My Epson PX800FW all-in-one has started displaying a strange message about the ink pads (not carts note) coming to the end of their service life and to contact Epson support. A quick look on the Epson site basically states that you can get them repaired but they are prohibitively expensive usually, but not to worry because they only tend to go after years of use and/or very heavy use and so typically the printer will be replaced for other reasons before it comes an issue. [from: http://forums.bit-tech.net/showthread.php?t=184732]

Most forums recommended a download that would cure the problem, some sites offer help at a cost but none seemed to help me with the fact that I wanted to print NOW. I did try the download, but the printer simply refused to talk to either the Mac or the PC – it simply said ‘take me to me maker’.

So we’ve bought another printer today.

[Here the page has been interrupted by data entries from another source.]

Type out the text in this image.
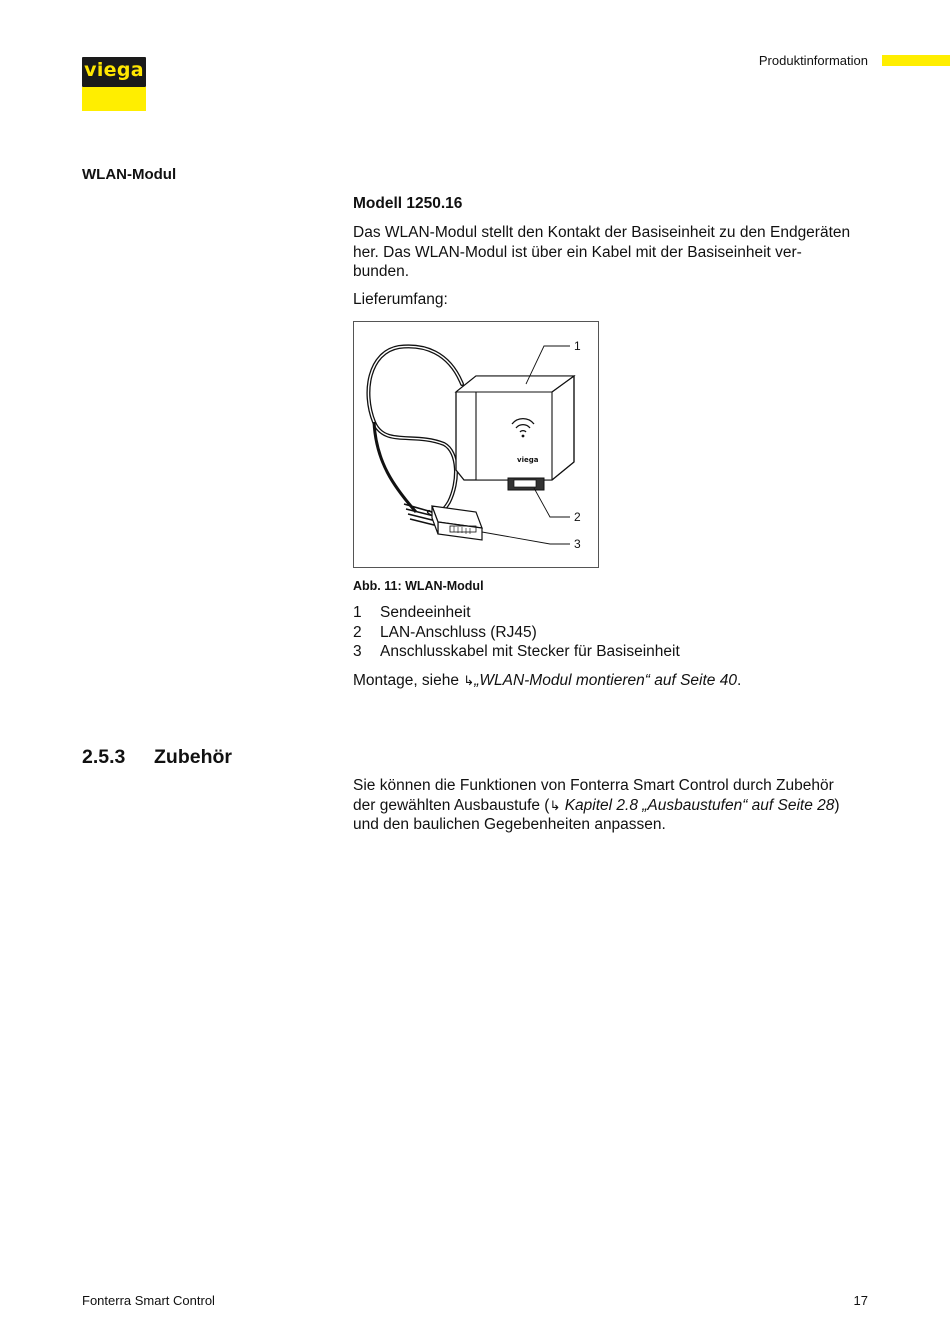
viega	Produktinformation
WLAN-Modul
Modell 1250.16
Das WLAN-Modul stellt den Kontakt der Basiseinheit zu den Endgeräten
her. Das WLAN-Modul ist über ein Kabel mit der Basiseinheit ver-
bunden.
Lieferumfang:
viega
1
2
3
Abb. 11: WLAN-Modul
1 Sendeeinheit
2 LAN-Anschluss (RJ45)
3 Anschlusskabel mit Stecker für Basiseinheit
Montage, siehe ↳„WLAN-Modul montieren“ auf Seite 40.
2.5.3 Zubehör
Sie können die Funktionen von Fonterra Smart Control durch Zubehör
der gewählten Ausbaustufe (↳ Kapitel 2.8 „Ausbaustufen“ auf Seite 28)
und den baulichen Gegebenheiten anpassen.
Fonterra Smart Control	17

We tried the Espon site and looked at all the spec, then checked out the various retailers (Argos, PC World, Curry’s, Tesco etc.) hoping we could pick one up quickly but despite them showing on their sites – once we got to the ‘buy’ area it said ‘out of stock’ – tough titty basically! How these sites survive, I’ve no idea. I understand that the shops might not hold stock, but surely they can move pieces from the Central Distribution Depot to the shop within 48 hours.

Amazon did the job in less than 18. Around 4.00pm yesterday we paid £7 for delivery before 1:00pm the next day (today). it was with us by 8.40am! Brilliant.

We’ve gone for a cheap unit this time. 4 inks (system ordered and on its way), gravity feed etc. but if it’s not going to last two years due to built-in obsolescence, we might as well pay £60 than £200.

* Death might be too harsh a word – I intend to try and get it repaired, after all i only need to override the chip that Epson put in. I must remember that they SOLD it to me, they didn’t rent it to me, so i have no obligation to go to them for repair.